Friday, March 2, 2007

I am a radio consolidator...

The following is an extremely loose and embellished transcription of the speech I delivered in my Music, Broadcasting and the Internet class at USC on Wednesday, February 28, 2007.

I am a radio consolidator and I would like to talk to you briefly about the future of radio as I see it and how we are going to get the "new generation" back to terrestrial radio. As you all know, we have lost a significant amount of listeners in the last five years and this is how I think we are going to get them back.

Let's talk about the new generation briefly. According to Christine Makris in a 2005 Boston Globe marketing report called "On Demand Killed the Radio Star," the age segment that owns the most MP3 players and iPods are from 12 to 17 years old. And that was two years ago, so I can bet those numbers have grown. The "new generation" has never lived without on-demand media, like TiVo, on-demand Pay-Per-View and broadband Internet, so radio just does not fulfill that on-demand need. To get the new generation to come to us, we need to go to them. We need to go to the Internet. With the prospect of a universal WiFi network for everyone to tap into in the next few years, everyone will be connected constantly and the radio industry needs to catch up with the times.

Simulcasting, while already in existence, is projected to take over 40% of all Internet radio listening in the United States by 2020, according to a Bridge Ratings Digital Media Growth Projections report from February 19, 2007. I think this is a pretty modest number because it does not take into consideration population growth, which is at an unprecedented rate, and the rapid improvement of technology. I think the future of terrestrial radio is a compromise with the Internet: consolidated companies like my own need to bite the bullet, pay the licensing fees and simulcast their content in order to reach the new generation and possibly capture the older ones when they are in their cars, or at work, or when the universal WiFi network goes down.

The other major element to attracting the listenership of the new generation and the listenership that we have lost in the past years is content. There are has been an enormous breakdown in the relationship between the record companies and the radio groups. Radio is no longer a "hitmaker" because of the availability of music to the consumer via the Internet and the straightening of the "long tail." Radio needs to be a service to the consumer for local and national information and for the discovery and acquisition of music. I do not believe people should have to search MySpace and other social networks for new music; that is our job.

Localization and diversification is the name of the game for the future of radio content.
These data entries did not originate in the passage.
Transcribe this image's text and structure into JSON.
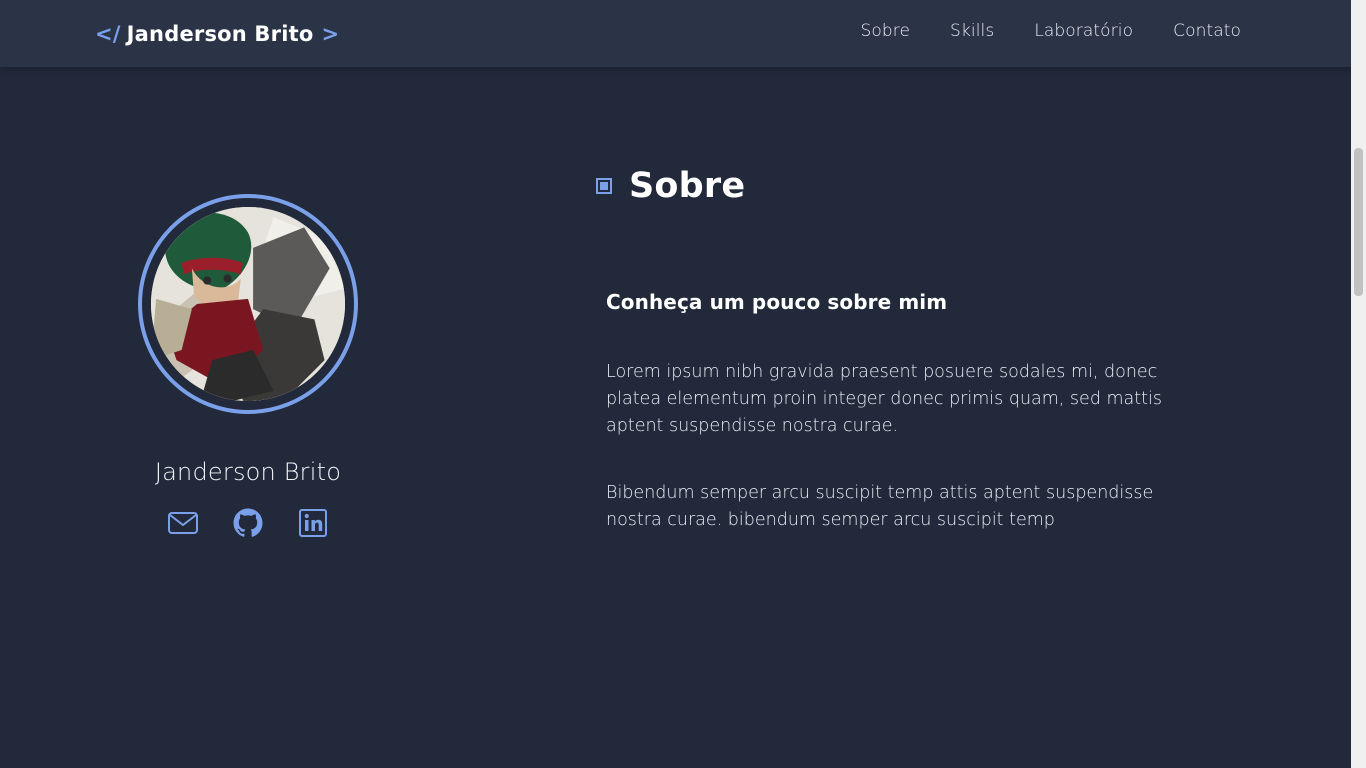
{
  "header": {
    "logo_open": "</",
    "logo_text": "Janderson Brito",
    "logo_close": ">",
    "nav": [
      {
        "label": "Sobre"
      },
      {
        "label": "Skills"
      },
      {
        "label": "Laboratório"
      },
      {
        "label": "Contato"
      }
    ]
  },
  "profile": {
    "name": "Janderson Brito",
    "socials": [
      {
        "icon": "mail-icon"
      },
      {
        "icon": "github-icon"
      },
      {
        "icon": "linkedin-icon"
      }
    ]
  },
  "about": {
    "title": "Sobre",
    "subtitle": "Conheça um pouco sobre mim",
    "paragraphs": [
      "Lorem ipsum nibh gravida praesent posuere sodales mi, donec platea elementum proin integer donec primis quam, sed mattis aptent suspendisse nostra curae.",
      "Bibendum semper arcu suscipit temp attis aptent suspendisse nostra curae. bibendum semper arcu suscipit temp"
    ]
  },
  "colors": {
    "background": "#21293a",
    "header": "#2b3447",
    "accent": "#7ba0ea"
  }
}
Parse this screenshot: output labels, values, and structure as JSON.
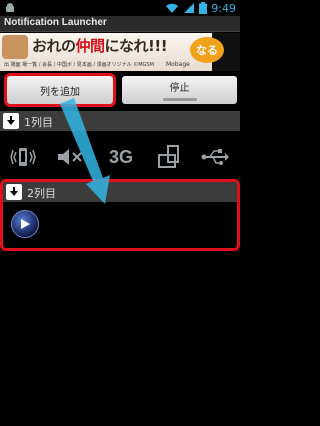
{
  "status_bar": {
    "time": "9:49",
    "icons": [
      "android-icon",
      "wifi-icon",
      "signal-icon",
      "battery-icon"
    ]
  },
  "app": {
    "title": "Notification Launcher"
  },
  "ad": {
    "headline_part1": "おれの",
    "headline_part2": "仲間",
    "headline_part3": "になれ!!!",
    "badge": "なる",
    "small_print": "出 場面 場一覧 / 会長 / 中国ボ / 見本画 / 漫画オリジナル ©MGSM",
    "brand": "Mobage"
  },
  "buttons": {
    "add_column": "列を追加",
    "stop": "停止"
  },
  "sections": {
    "col1": "1列目",
    "col2": "2列目"
  },
  "icon_row": {
    "network_3g": "3G",
    "icons": [
      "vibrate-icon",
      "mute-icon",
      "3g-icon",
      "rotate-icon",
      "usb-icon"
    ]
  },
  "colors": {
    "highlight": "#e0101a",
    "arrow": "#33b5e5",
    "status_accent": "#33b5e5"
  }
}
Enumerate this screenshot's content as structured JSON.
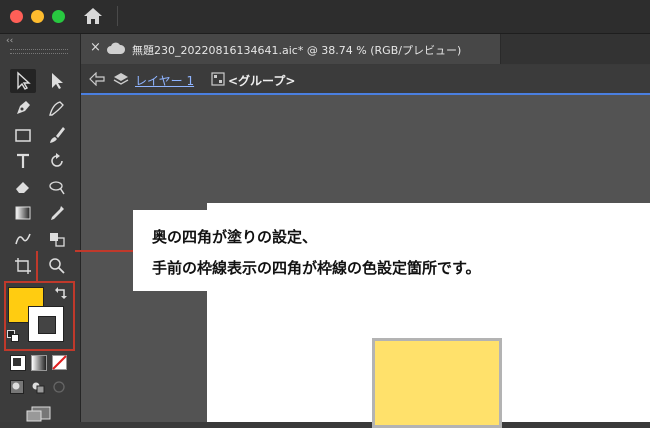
{
  "window": {
    "traffic_lights": [
      "#ff5f57",
      "#febc2e",
      "#28c840"
    ]
  },
  "toolbar": {
    "collapse_label": "‹‹"
  },
  "tab": {
    "close_label": "×",
    "title": "無題230_20220816134641.aic* @ 38.74 % (RGB/プレビュー)"
  },
  "breadcrumb": {
    "layer_name": "レイヤー 1",
    "group_name": "<グループ>"
  },
  "colors": {
    "fill": "#ffcc11",
    "stroke": "#ffffff",
    "accent": "#4a7fe0",
    "annotation": "#c0392b",
    "art_fill": "#ffe16b",
    "art_stroke": "#b3b3b3"
  },
  "annotation": {
    "line1": "奥の四角が塗りの設定、",
    "line2": "手前の枠線表示の四角が枠線の色設定箇所です。"
  }
}
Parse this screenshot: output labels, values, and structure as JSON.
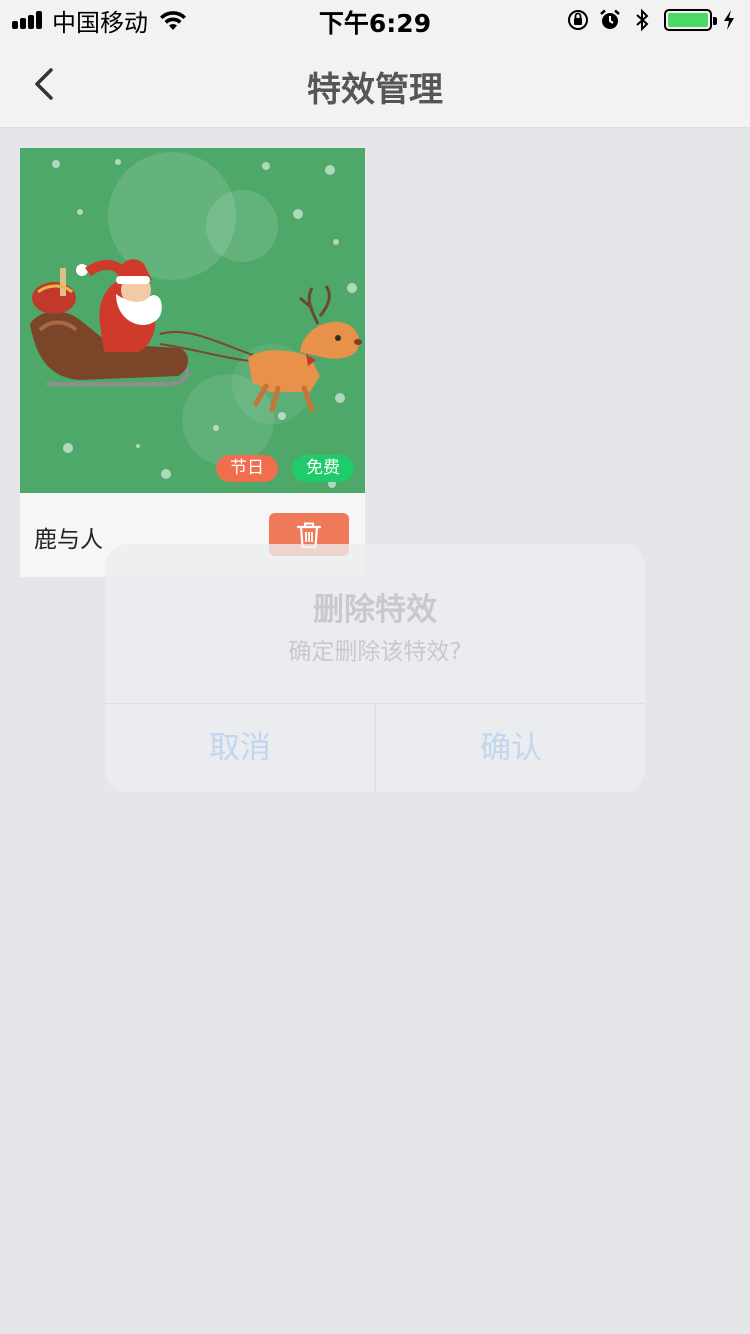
{
  "status_bar": {
    "carrier": "中国移动",
    "time": "下午6:29",
    "battery_level": 1.0,
    "icons": [
      "signal-icon",
      "wifi-icon",
      "orientation-lock-icon",
      "alarm-icon",
      "bluetooth-icon",
      "battery-icon",
      "charging-icon"
    ]
  },
  "nav": {
    "title": "特效管理",
    "back_icon": "chevron-left-icon"
  },
  "effects": [
    {
      "name": "鹿与人",
      "tags": [
        "节日",
        "免费"
      ],
      "delete_icon": "trash-icon"
    }
  ],
  "dialog": {
    "title": "删除特效",
    "message": "确定删除该特效?",
    "cancel_label": "取消",
    "confirm_label": "确认"
  },
  "colors": {
    "background": "#e5e6ea",
    "bar": "#f2f2f2",
    "thumb_green": "#4ea86a",
    "tag_holiday": "#ee6e4e",
    "tag_free": "#1fcb6a",
    "delete_button": "#ef7a5a",
    "battery": "#4cd964"
  }
}
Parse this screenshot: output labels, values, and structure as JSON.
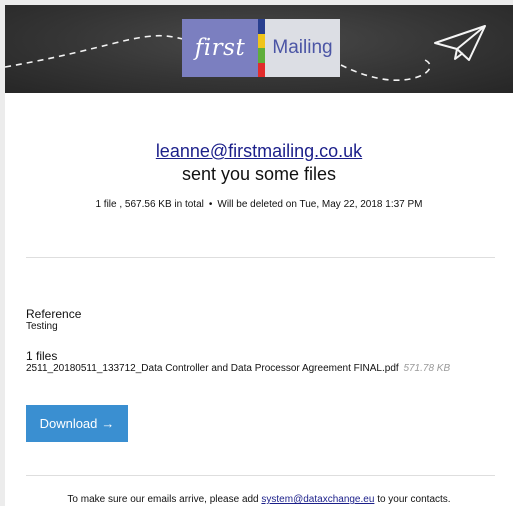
{
  "banner": {
    "logo_word_left": "first",
    "logo_word_right": "Mailing",
    "stripe_colors": [
      "#283f8f",
      "#f0c419",
      "#5fae3a",
      "#e22b2b"
    ],
    "plane_icon": "paper-plane-icon"
  },
  "message": {
    "sender_email": "leanne@firstmailing.co.uk",
    "sent_text": "sent you some files",
    "summary_count_size": "1 file , 567.56 KB in total",
    "separator": "•",
    "summary_deletion": "Will be deleted on Tue, May 22, 2018 1:37 PM"
  },
  "reference": {
    "label": "Reference",
    "value": "Testing"
  },
  "files": {
    "label": "1 files",
    "items": [
      {
        "name": "2511_20180511_133712_Data Controller and Data Processor Agreement FINAL.pdf",
        "size": "571.78 KB"
      }
    ]
  },
  "download": {
    "label": "Download",
    "arrow": "→"
  },
  "footer": {
    "prefix": "To make sure our emails arrive, please add",
    "email": "system@dataxchange.eu",
    "suffix": "to your contacts."
  },
  "colors": {
    "link": "#1b1f8a",
    "button": "#3a8fd1",
    "banner": "#353535"
  }
}
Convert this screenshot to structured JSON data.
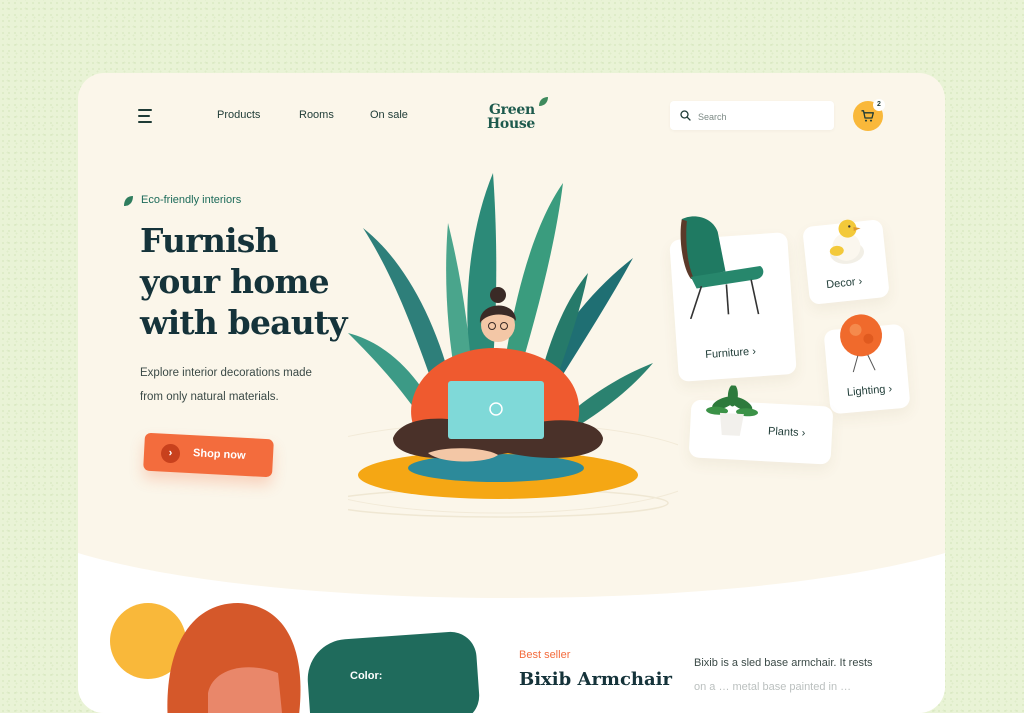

We need to bring back disc jockeys and local personalities who create playlists not dictated by the record companies but by their personal taste. We need new formats like the Pandora model of create-you-own-radio-station based on songs, artists and genres the listener already likes. Also using the digital technology, there can be formats where the playlists are completely determined by the listeners' votes. Created geographic and genre formats featuring unsigned and local music along with the majors will appeal to so many more of the new generation and the population in general.

Radio can also get in the retail business via simulcasting. If someone is listening on terrestrial or Internet radio and hears something they like, they should be able to get on the computer and purchase that song or album as they hear it. They should have a choice between the digital copy (MP3, AAC, etc.) or the physical copy sent to them in the mail, or both! My company could make a deal with Amazon or iTunes, or start our own retailer. This would be a great means of revenue for radio as a replacement for the overabundance of advertising that also drove our listeners away.

To summarize, simulcasting and diverse content models are the future for terrestrial radio and will bring our listenership back as well as help us acquire the listenership of the new, on-demand generation.

In the same report by Bridge Ratings, it said that there will 150 million average weekly Internet radio listeners by 2010. In just three years, half of the American population will be listening online. That's where we need to go and I believe we will gain back what we have lost and then some.


BIBLIOGRAPHY

Del Colliano, Jerry. “Satellite vs. Radio vs. WiFi.” Inside Music Media. 26 Feb 2007.

Kusek, David and Gerd Leonhard. The Future of Music. Boston: Berklee Press, 2005. pp 148-152.

Makris, Christine. “On Demand Killed the Radio Star.” The Boston Globe. Nov 2005.

Spar, Debora L. Ruling the Waves. New York: Harcourt Inc., 2001. pp 362.

Van Dyke, Dave. “Digital Media Growth Projections.” Bridge Ratings LLC. 19 Feb 2007.